A two-day meeting of foreign ministers from the BRICS bloc concluded in New Delhi on 15 May 2026 without the issuance of a traditional joint declaration. Instead, BRICS talks ended without a joint statement due to what the host nation, India, characterised as differing views among some members regarding the ongoing Iran war. The impasse highlights the growing friction within the expanded alliance, which now includes regional adversaries Iran and the United Arab Emirates (hereinafter: UAE).

Internal Fractures Over the Iran War

During the ministerial sessions, the Iranian state pushed for the inclusion of language that explicitly condemned the military operations conducted against it by the United States of America and Israel. Furthermore, Iranian Foreign Minister Abbas Araghchi implicitly accused the UAE of facilitating these military actions by allowing North American forces to operate from its territory. Araghchi confirmed during a press conference that a specific member state had vetoed parts of Tehran’s proposed text, though he noted that Iranian forces targeted only oppositional infrastructure and installations situated on Gulf soil.

India’s Balancing Act and Chair’s Summary

In lieu of a consensus document, the Ministry of External Affairs of India released a chair’s statement and outcome document detailing the varying national perspectives. The document noted that discussions touched upon the necessity of diplomacy, adherence to international law, and the preservation of safe maritime commerce through international waterways. A footnote in the summary also indicated that one unnamed member state maintained explicit reservations concerning sections of the text addressing the humanitarian situation in the Gaza Strip and maritime security within the Red Sea and the Bab al-Mandeb Strait.

The diplomatic deadlock occurred against a backdrop of severe economic strain for the host nation. As the third-largest importer of crude oil globally, India has experienced substantial negative effects from the maritime blockade of the Strait of Hormuz.
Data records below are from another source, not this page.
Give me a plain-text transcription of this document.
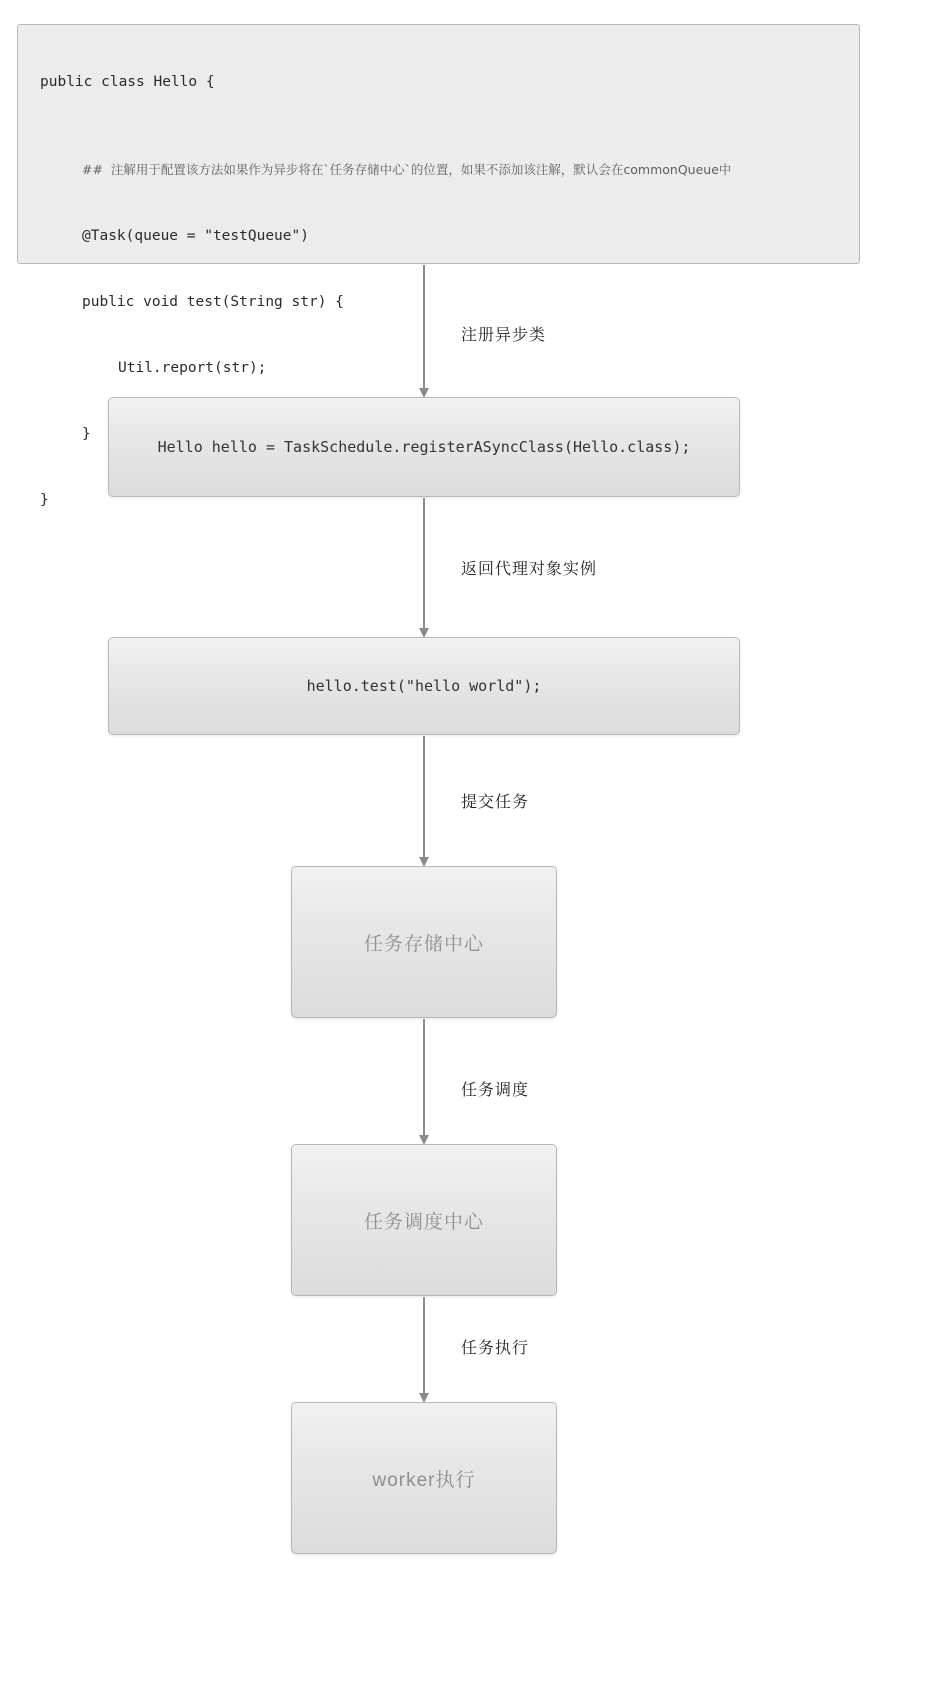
public class Hello {

##  注解用于配置该方法如果作为异步将在`任务存储中心`的位置，如果不添加该注解，默认会在commonQueue中

@Task(queue = "testQueue")

public void test(String str) {

Util.report(str);

}

}

注册异步类
Hello hello = TaskSchedule.registerASyncClass(Hello.class);
返回代理对象实例
hello.test("hello world");
提交任务
任务存储中心
任务调度
任务调度中心
任务执行
worker执行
Recent escalations have resulted in the deaths of at least three Indian maritime personnel, and an India-flagged commercial vessel was sunk in the waterway concurrently with the New Delhi meetings. Reflecting these bilateral sensitivities, Indian Prime Minister Narendra Modi conducted a brief visit to the UAE on 15 May 2026, publicly condemning the drone and missile strikes directed at the Gulf nation.

Consensus on the Gaza Strip

Despite the paralysis regarding the Iranian theatre, the ministerial gathering demonstrated a unified stance on the broader status of the Palestinian territories. The chair’s statement reiterated that the Gaza Strip remains an inseparable component of the occupied Palestinian territory. The ministers expressed collective support for the administrative unification of Gaza and the West Bank under the jurisdiction of the Palestinian Authority, while reaffirming the right of the Palestinian population to self-determination and an independent sovereign state.
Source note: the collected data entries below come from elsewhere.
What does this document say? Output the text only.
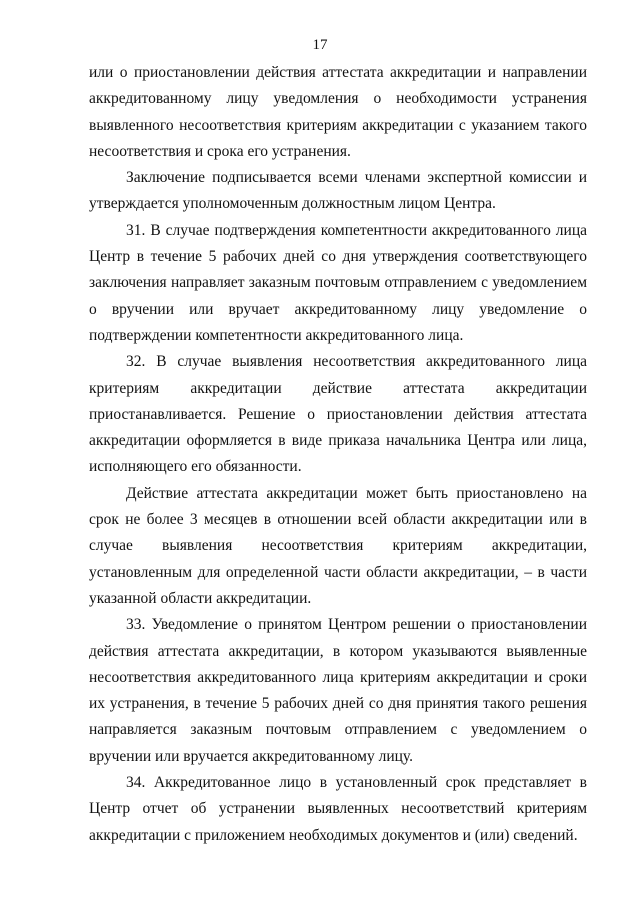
17

или о приостановлении действия аттестата аккредитации и направлении аккредитованному лицу уведомления о необходимости устранения выявленного несоответствия критериям аккредитации с указанием такого несоответствия и срока его устранения.

Заключение подписывается всеми членами экспертной комиссии и утверждается уполномоченным должностным лицом Центра.

31. В случае подтверждения компетентности аккредитованного лица Центр в течение 5 рабочих дней со дня утверждения соответствующего заключения направляет заказным почтовым отправлением с уведомлением о вручении или вручает аккредитованному лицу уведомление о подтверждении компетентности аккредитованного лица.

32. В случае выявления несоответствия аккредитованного лица критериям аккредитации действие аттестата аккредитации приостанавливается. Решение о приостановлении действия аттестата аккредитации оформляется в виде приказа начальника Центра или лица, исполняющего его обязанности.

Действие аттестата аккредитации может быть приостановлено на срок не более 3 месяцев в отношении всей области аккредитации или в случае выявления несоответствия критериям аккредитации, установленным для определенной части области аккредитации, – в части указанной области аккредитации.

33. Уведомление о принятом Центром решении о приостановлении действия аттестата аккредитации, в котором указываются выявленные несоответствия аккредитованного лица критериям аккредитации и сроки их устранения, в течение 5 рабочих дней со дня принятия такого решения направляется заказным почтовым отправлением с уведомлением о вручении или вручается аккредитованному лицу.

34. Аккредитованное лицо в установленный срок представляет в Центр отчет об устранении выявленных несоответствий критериям аккредитации с приложением необходимых документов и (или) сведений.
Limitations of Geopolitical Expansion

The failure to achieve a unified declaration follows a similar outcome at a deputy foreign ministers’ meeting held in New Delhi on 24 April 2026, which also concluded with only a chair’s summary. The repeated absence of consensus underscores the structural challenges facing the expanded BRICS framework, which grew to encompass Egypt, Ethiopia, Iran, the UAE and Indonesia alongside its core members Brazil, Russia, India, China and South Africa. While the alliance continues to position the Global South as a catalyst for transforming global governance, its capacity to act as a cohesive political actor remains restricted by the imported geopolitical rivalries of its members.

Concluding Outlook

The outcome of the New Delhi ministerial session indicates that the ongoing conflict in Sub-Anatolia has transitioned from a localised security crisis into a structural barrier for alternative multilateral institutions. The reality that BRICS talks end without a joint statement demonstrates that economic convergence and a shared critique of Western-led financial systems are insufficient to bridge direct military and territorial vulnerabilities. As long as Iran and the UAE remain locked in a cycle of asymmetric engagements and diplomatic recriminations, the bloc’s aspirations to present a unified geopolitical anchor will remain limited.
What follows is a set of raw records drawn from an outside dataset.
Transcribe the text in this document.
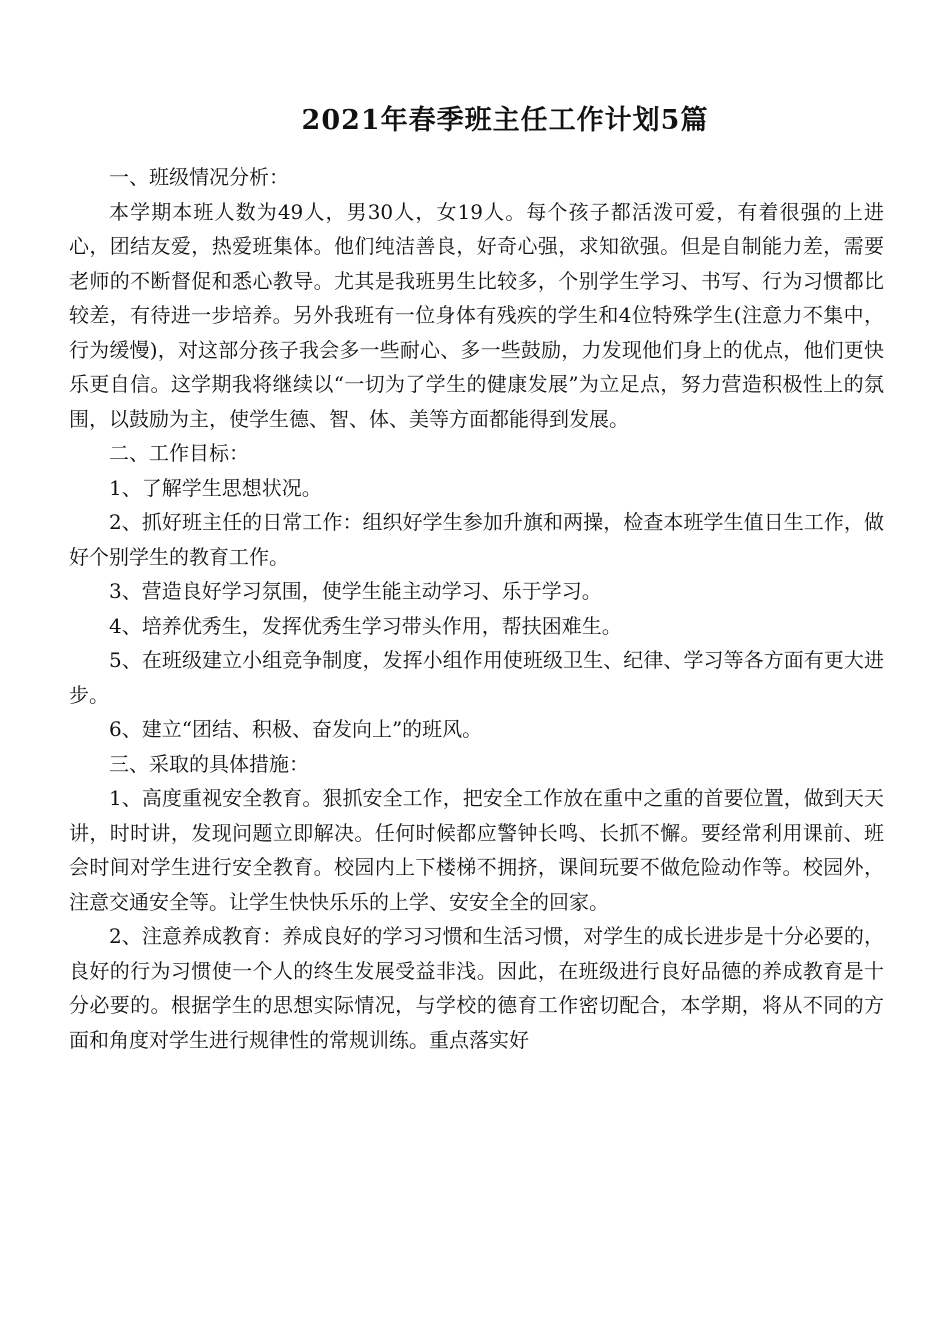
2021年春季班主任工作计划5篇

一、班级情况分析：

本学期本班人数为49人，男30人，女19人。每个孩子都活泼可爱，有着很强的上进心，团结友爱，热爱班集体。他们纯洁善良，好奇心强，求知欲强。但是自制能力差，需要老师的不断督促和悉心教导。尤其是我班男生比较多，个别学生学习、书写、行为习惯都比较差，有待进一步培养。另外我班有一位身体有残疾的学生和4位特殊学生(注意力不集中，行为缓慢)，对这部分孩子我会多一些耐心、多一些鼓励，力发现他们身上的优点，他们更快乐更自信。这学期我将继续以“一切为了学生的健康发展”为立足点，努力营造积极性上的氛围，以鼓励为主，使学生德、智、体、美等方面都能得到发展。

二、工作目标：

1、了解学生思想状况。

2、抓好班主任的日常工作：组织好学生参加升旗和两操，检查本班学生值日生工作，做好个别学生的教育工作。

3、营造良好学习氛围，使学生能主动学习、乐于学习。

4、培养优秀生，发挥优秀生学习带头作用，帮扶困难生。

5、在班级建立小组竞争制度，发挥小组作用使班级卫生、纪律、学习等各方面有更大进步。

6、建立“团结、积极、奋发向上”的班风。

三、采取的具体措施：

1、高度重视安全教育。狠抓安全工作，把安全工作放在重中之重的首要位置，做到天天讲，时时讲，发现问题立即解决。任何时候都应警钟长鸣、长抓不懈。要经常利用课前、班会时间对学生进行安全教育。校园内上下楼梯不拥挤，课间玩要不做危险动作等。校园外，注意交通安全等。让学生快快乐乐的上学、安安全全的回家。

2、注意养成教育：养成良好的学习习惯和生活习惯，对学生的成长进步是十分必要的，良好的行为习惯使一个人的终生发展受益非浅。因此，在班级进行良好品德的养成教育是十分必要的。根据学生的思想实际情况，与学校的德育工作密切配合，本学期，将从不同的方面和角度对学生进行规律性的常规训练。重点落实好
The likely development for BRICS involves a tactical retreat toward purely economic and financial mechanisms, such as local-currency trade settlement and the expansion of the New Development Bank, where consensus is more readily achieved. The institutional challenge will culminate at the leaders’ summit later this year, where heads of state will be forced to address the same security contradictions that paralysed their foreign ministers. Unless regional mediation efforts, potentially led by non-aligned members like China or India, can establish a stable maritime and territorial modus vivendi in the Gulf, the bloc risks functioning merely as a fragmented deliberative forum rather than a decisive driver of positive global change.